Library Week and National Poetry Month both occur in what T.S. Eliot termed “the cruelest month” ! For April 2022, here’s a list of poets that were librarians. Or should it be librarians that were poets? I leave that for you, dear reader, to decide…..
1. Poet.. novelist…historian…archivist.. and LIBRARIAN, Arna Bontemps was a key figure in the Harlem Renaissance. His themes concern dignity and the value of endurance, with poems that use traditional forms and the oral traditions of African-Americans to express rage at injustice.
2. Jorge Luis Borges, considered one of Argentina’s greatest writer, was a polymath who wrote poetry as well as essays and novels. Borges often worked in libraries including nine years at the Miguel Cane branch, which became the inspiration for his “The Library of Babel”.
3. Nonsense has its place in poetry. And no writer played more with language, creating nonsense with mathematical precision, than Lewis Carroll. And, yes, along with being a well known author and mathematician, Lewis Carroll was also the Assistant Librarian at Christ Church Library.
4. Johann Wolfgang von Goethe is best known as Germany’s foremost Romantic poet and dramatist.
But Goethe’s careers and interests were varied and included botany, philosophy, law, politics, science, government administration… and yes, librarianship ! Goethe was very much involved in the cataloguing of Weimar’s cultural collections.
5. Library scholar Kavevangua Kahengua was born in Botswana and currently works as a Special Collections Senior Librarian at the University of Namibia. Described as “a leading Namibian poet” by contemporary reviewers, you can view Kahengua reading his poem “The Walk” here and students reciting “Old Man Walking” at this site…
6. LLAGNY‘s own Ellen Kaufman , recently retired from a law librarianship career, has long been a poet. Twice a MacDowell fellow, Ellen received the Morton Marr Poetry Prize prize and her works have been published in The New Yorker, The Adirondack Review, and other literary magazines. Double-Parked with Tosca is her latest volume of poetry.
7. Philip Larkin worked in libraries his entire life and was often referred to as “England’s Other Poet Laureate”. Larkin is noted for using the traditional tools of poetry to capture modern experiences.
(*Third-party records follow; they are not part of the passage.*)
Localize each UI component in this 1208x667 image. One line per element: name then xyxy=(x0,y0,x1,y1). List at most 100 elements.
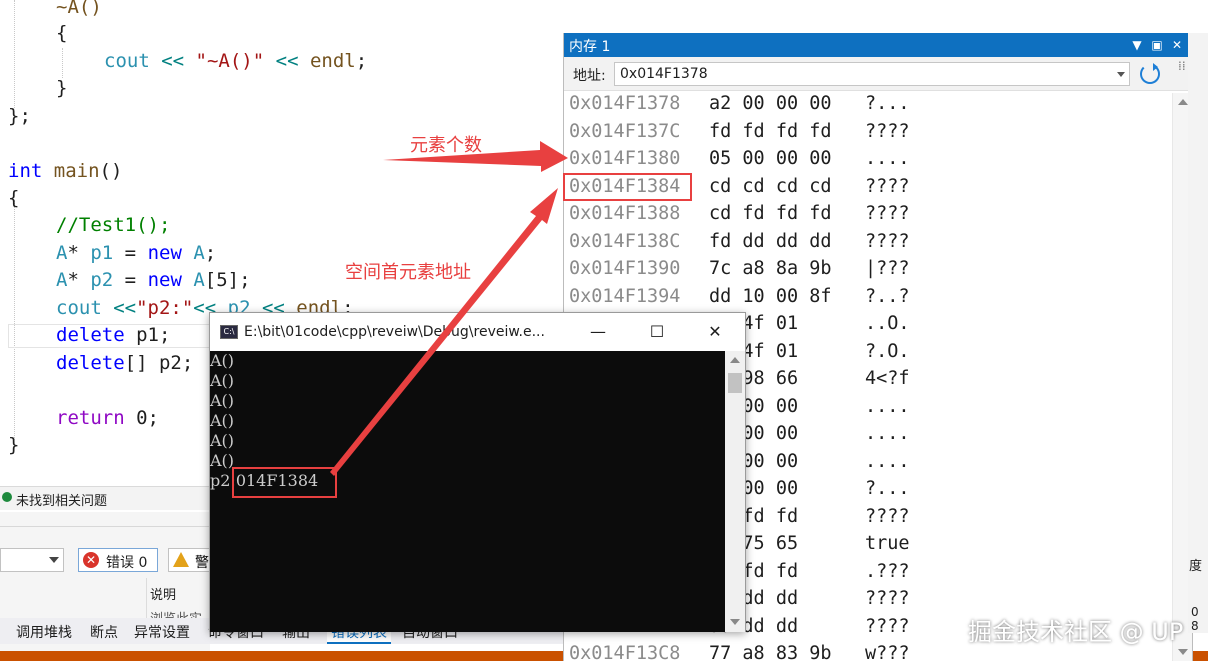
code-line[interactable]: } xyxy=(8,432,19,459)
code-token: ; xyxy=(355,50,368,72)
code-token: endl xyxy=(309,50,356,72)
code-token: new xyxy=(147,269,182,291)
console-titlebar[interactable]: C:\ E:\bit\01code\cpp\reveiw\Debug\revei… xyxy=(210,313,745,351)
bottom-tab[interactable]: 调用堆栈 xyxy=(16,622,72,642)
code-token: << xyxy=(161,50,185,72)
code-line[interactable]: delete p1; xyxy=(56,322,170,349)
code-token: A xyxy=(56,269,68,291)
memory-row[interactable]: 0x014F1378 a2 00 00 00?... xyxy=(569,90,910,117)
memory-bytes: cd fd fd fd xyxy=(709,203,832,224)
memory-row[interactable]: 0x014F1394 dd 10 00 8f?..? xyxy=(569,283,910,310)
memory-row[interactable]: 0x014F138C fd dd dd dd???? xyxy=(569,228,910,255)
code-token: [] p2; xyxy=(124,352,194,374)
memory-chars: ???? xyxy=(865,175,910,197)
chevron-down-icon xyxy=(49,557,59,563)
code-token: } xyxy=(8,434,20,456)
memory-chars: ???? xyxy=(865,505,910,527)
code-line[interactable]: }; xyxy=(8,103,31,130)
overflow-icon[interactable]: ⁞⁞ xyxy=(1178,59,1186,73)
refresh-icon[interactable] xyxy=(1140,63,1160,84)
memory-bytes: 7c a8 8a 9b xyxy=(709,258,832,279)
column-header-description[interactable]: 说明 xyxy=(150,584,176,603)
memory-window-title: 内存 1 xyxy=(569,39,611,55)
memory-row[interactable]: 0x014F137C fd fd fd fd???? xyxy=(569,118,910,145)
code-line[interactable]: ~A() xyxy=(56,0,102,21)
code-line[interactable]: A* p2 = new A[5]; xyxy=(56,267,251,294)
code-line[interactable]: return 0; xyxy=(56,405,159,432)
code-line[interactable]: delete[] p2; xyxy=(56,350,193,377)
console-line: A() xyxy=(210,351,235,370)
scroll-down-icon[interactable] xyxy=(1178,649,1188,655)
memory-chars: .... xyxy=(865,450,910,472)
code-line[interactable]: } xyxy=(56,75,67,102)
address-input[interactable]: 0x014F1378 xyxy=(614,62,1130,86)
minimize-icon[interactable]: — xyxy=(583,321,613,343)
memory-address: 0x014F13C8 xyxy=(569,643,681,664)
code-token: * xyxy=(67,242,91,264)
check-icon xyxy=(2,492,12,502)
chevron-down-icon[interactable] xyxy=(1117,72,1125,77)
memory-bytes: 77 a8 83 9b xyxy=(709,643,832,664)
code-token: }; xyxy=(8,105,31,127)
code-line[interactable]: cout << "~A()" << endl; xyxy=(104,48,367,75)
memory-bytes: cd cd cd cd xyxy=(709,175,832,197)
right-edge-text: 度 xyxy=(1189,559,1203,574)
code-line[interactable]: //Test1(); xyxy=(56,212,170,239)
memory-row[interactable]: 0x014F1390 7c a8 8a 9b |??? xyxy=(569,255,910,282)
warning-icon xyxy=(173,552,189,567)
errors-filter-button[interactable]: ✕ 错误 0 xyxy=(78,548,158,572)
maximize-icon[interactable]: ▣ xyxy=(1150,38,1164,52)
dropdown-icon[interactable]: ▼ xyxy=(1130,38,1144,52)
code-token: = xyxy=(113,269,148,291)
address-label: 地址: xyxy=(573,68,606,84)
code-token: "p2:" xyxy=(136,297,194,319)
console-scrollbar[interactable] xyxy=(725,351,745,632)
annotation-first-element-address: 空间首元素地址 xyxy=(345,262,471,283)
memory-row[interactable]: 0x014F1388 cd fd fd fd???? xyxy=(569,200,910,227)
bottom-tab[interactable]: 异常设置 xyxy=(134,622,190,642)
scroll-thumb[interactable] xyxy=(728,373,742,393)
annotation-highlight-box xyxy=(563,173,692,201)
scroll-up-icon[interactable] xyxy=(730,357,740,363)
code-token: A xyxy=(193,269,205,291)
bottom-tab[interactable]: 断点 xyxy=(90,622,118,642)
close-icon[interactable]: ✕ xyxy=(1170,38,1184,52)
memory-window-titlebar[interactable]: 内存 1 ▼ ▣ ✕ xyxy=(564,33,1192,57)
memory-chars: .... xyxy=(865,395,910,417)
code-token: A xyxy=(56,242,68,264)
memory-address: 0x014F1378 xyxy=(569,93,681,114)
indent-guide xyxy=(62,48,63,78)
code-line[interactable]: int main() xyxy=(8,158,122,185)
code-token: //Test1(); xyxy=(56,214,171,236)
annotation-highlight-box xyxy=(232,467,337,498)
code-line[interactable]: { xyxy=(56,20,67,47)
memory-chars: ?... xyxy=(865,478,910,499)
console-app-icon: C:\ xyxy=(220,325,238,339)
close-icon[interactable]: ✕ xyxy=(700,321,730,343)
memory-chars: ?... xyxy=(865,93,910,114)
memory-address: 0x014F1388 xyxy=(569,203,681,224)
code-token: = xyxy=(113,242,148,264)
memory-chars: .... xyxy=(865,423,910,444)
memory-address: 0x014F138C xyxy=(569,230,681,252)
console-line: A() xyxy=(210,431,235,450)
memory-row[interactable]: 0x014F13C8 77 a8 83 9b w??? xyxy=(569,640,910,667)
maximize-icon[interactable]: ☐ xyxy=(642,321,672,343)
memory-chars: .... xyxy=(865,148,910,169)
memory-row[interactable]: 0x014F1380 05 00 00 00.... xyxy=(569,145,910,172)
code-token: int xyxy=(8,160,43,182)
code-token: p1 xyxy=(90,242,114,264)
code-token: "~A()" xyxy=(195,50,265,72)
code-token: p1; xyxy=(124,324,171,346)
code-line[interactable]: A* p1 = new A; xyxy=(56,240,216,267)
scope-dropdown[interactable] xyxy=(0,548,64,572)
memory-chars: ???? xyxy=(865,615,910,637)
scroll-up-icon[interactable] xyxy=(1178,99,1188,105)
code-token: () xyxy=(99,160,123,182)
code-token: cout xyxy=(104,50,162,72)
scroll-down-icon[interactable] xyxy=(730,619,740,625)
code-line[interactable]: { xyxy=(8,185,19,212)
memory-chars: |??? xyxy=(865,258,910,279)
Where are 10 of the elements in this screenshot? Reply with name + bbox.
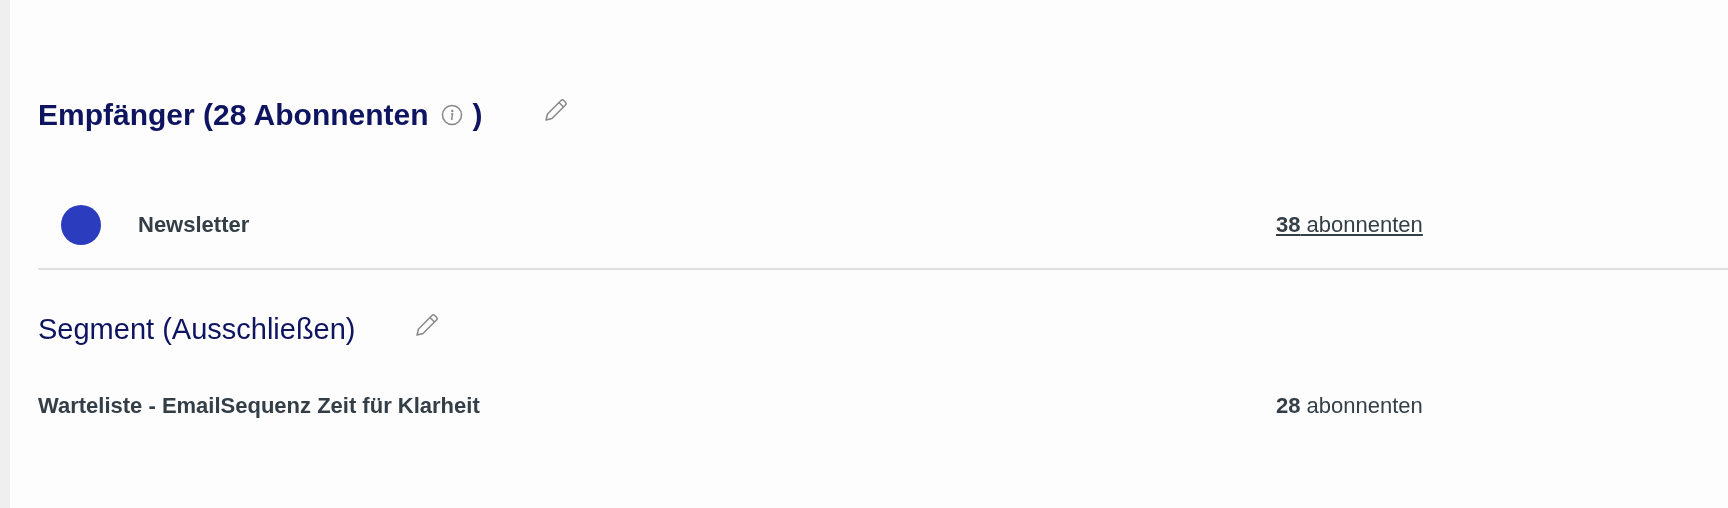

8. Writing poetry since she was a child, Audre Lorde was a true daughter of New York City. Earning her M.L.S from Columbia, Lorde was a NYC Board of Education librarian in the 1960s and NYC’s Poet Laureate in the early 1990s. Critic Joan Martin stated that all of Lorde’s writing “rings with passion, sincerity, perception, and depth of feeling.”
9. Turning away from a law career, Archibald MacLeish declared poetry as his vocation and moved his family to Paris. Eventually combining a career of poet with one of public service, MacLeish served our nation as Librarian of Congress, Office of War Information administrator and chaired the US delegation that lead to the founding conference of UNESCO.
10. Marianne Moore is probably the most famous poet to have worked for The New York Public Library and her range of interests and poetic persona is often reflected in her work ; baseball, marriage, and the nature of poetry itself are all described with her unique brand of observational humor.
11. And I’ll conclude with the most ancient of Poet-Librarians…. the semi-legendary figure of Lao Tzu, often thought of as a contemporary of Confucius, the Imperial Library’s archivist and regarded as a founder of Taoism and certainly its best poet.
I’m sure that there are many more poet librarians than reflected in my short list. Something about the nature of our detailed work – categorizing, searching for the exact answer, and spending so much time with the written word – naturally lends itself to the writing of poems.